My mother ran in protection, too. She left my father and hid the truth from me, but despite dropping dominoes of distraught— it was what needed to be done. My father, a man of Myspace girlfriends, Ecko Unlimited, pizza puffs, and drug money. She couldn’t imagine raising a child with him. So after a series of cataclysmic evenings, she signed restraining orders and custody papers. In order to be a working, single mom— she completely changed her lifestyle. My mother clipped coupons on her lunch breaks and before bed most nights. She meal-prepped on her days off and made sure I did all of my homework. No more Saturday nights out and summer vacations. No more purse and shoe shopping with extra cash.
Running alone as a mother with children is a form of fear I cannot fathom. As the fears of weakness and emotional distress run behind her, she is chased down by intrusive thoughts of abandonment. There is the lingering fear of not being able to control herself. The future’s pressure only strengthens as her children grow older. It is endlessly exhausting.

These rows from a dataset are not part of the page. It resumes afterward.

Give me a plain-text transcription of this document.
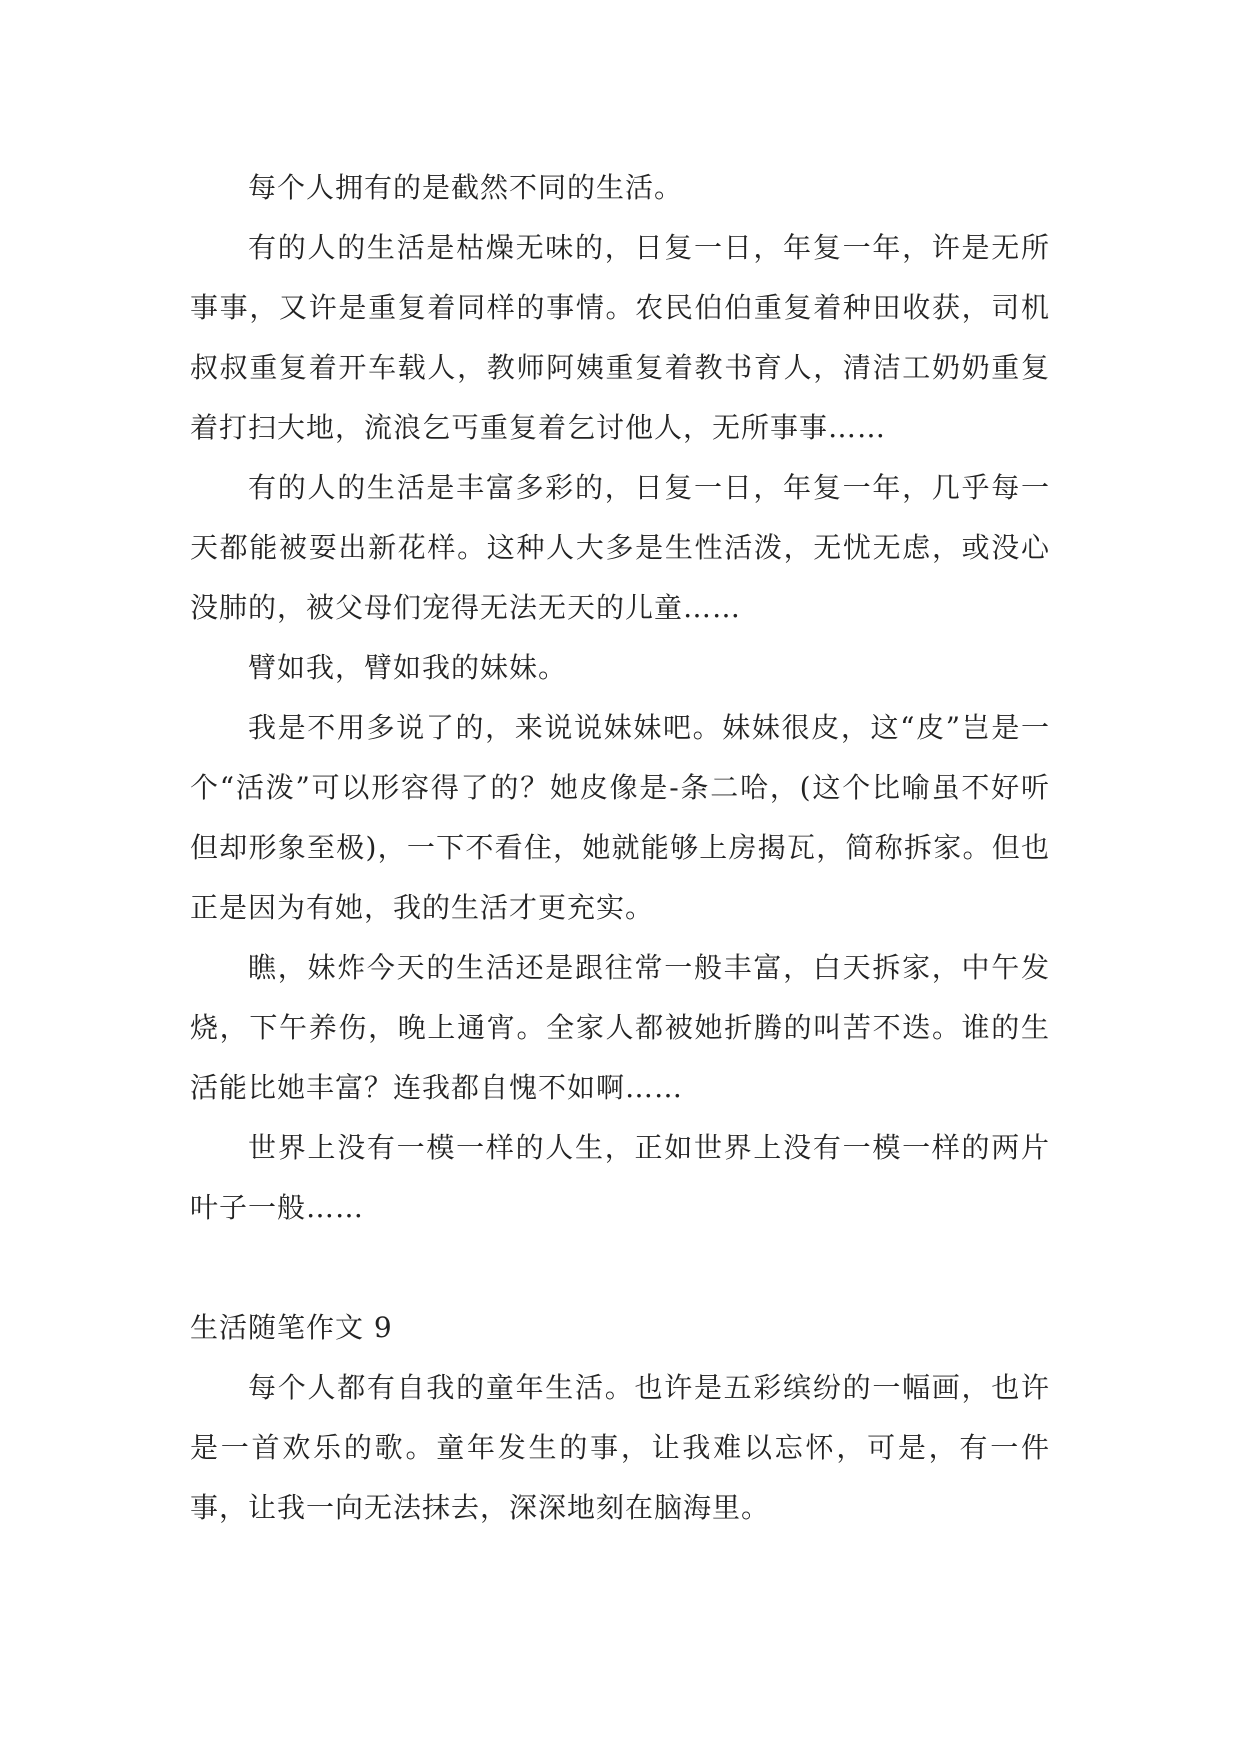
每个人拥有的是截然不同的生活。

有的人的生活是枯燥无味的，日复一日，年复一年，许是无所事事，又许是重复着同样的事情。农民伯伯重复着种田收获，司机叔叔重复着开车载人，教师阿姨重复着教书育人，清洁工奶奶重复着打扫大地，流浪乞丐重复着乞讨他人，无所事事……

有的人的生活是丰富多彩的，日复一日，年复一年，几乎每一天都能被耍出新花样。这种人大多是生性活泼，无忧无虑，或没心没肺的，被父母们宠得无法无天的儿童……

臂如我，臂如我的妹妹。

我是不用多说了的，来说说妹妹吧。妹妹很皮，这“皮”岂是一个“活泼”可以形容得了的？她皮像是-条二哈，(这个比喻虽不好听但却形象至极)，一下不看住，她就能够上房揭瓦，简称拆家。但也正是因为有她，我的生活才更充实。

瞧，妹炸今天的生活还是跟往常一般丰富，白天拆家，中午发烧，下午养伤，晚上通宵。全家人都被她折腾的叫苦不迭。谁的生活能比她丰富？连我都自愧不如啊……

世界上没有一模一样的人生，正如世界上没有一模一样的两片叶子一般……

生活随笔作文 9

每个人都有自我的童年生活。也许是五彩缤纷的一幅画，也许是一首欢乐的歌。童年发生的事，让我难以忘怀，可是，有一件事，让我一向无法抹去，深深地刻在脑海里。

I go back to Lake Michigan as an adult now and mull over memories. Llorona’s voice comes back to me in waves as I diffuse into the shoreline. The resentment I once held for her is lost. Instead, her tone reflects my mother’s and harmonizes in imperfection— and it is beautiful. I know we are not made to be perfect. We hold onto our pain and craft power from its edges. And sometimes, we pour ourselves back out in exhale, flowing together in a release. My eyes water as I think of the pain mothers hold, and my own mom’s pain held too close. And I leave an offering to the lake, Llorona, and the women alike in my life.
And I extend my offer outwards as it washes away.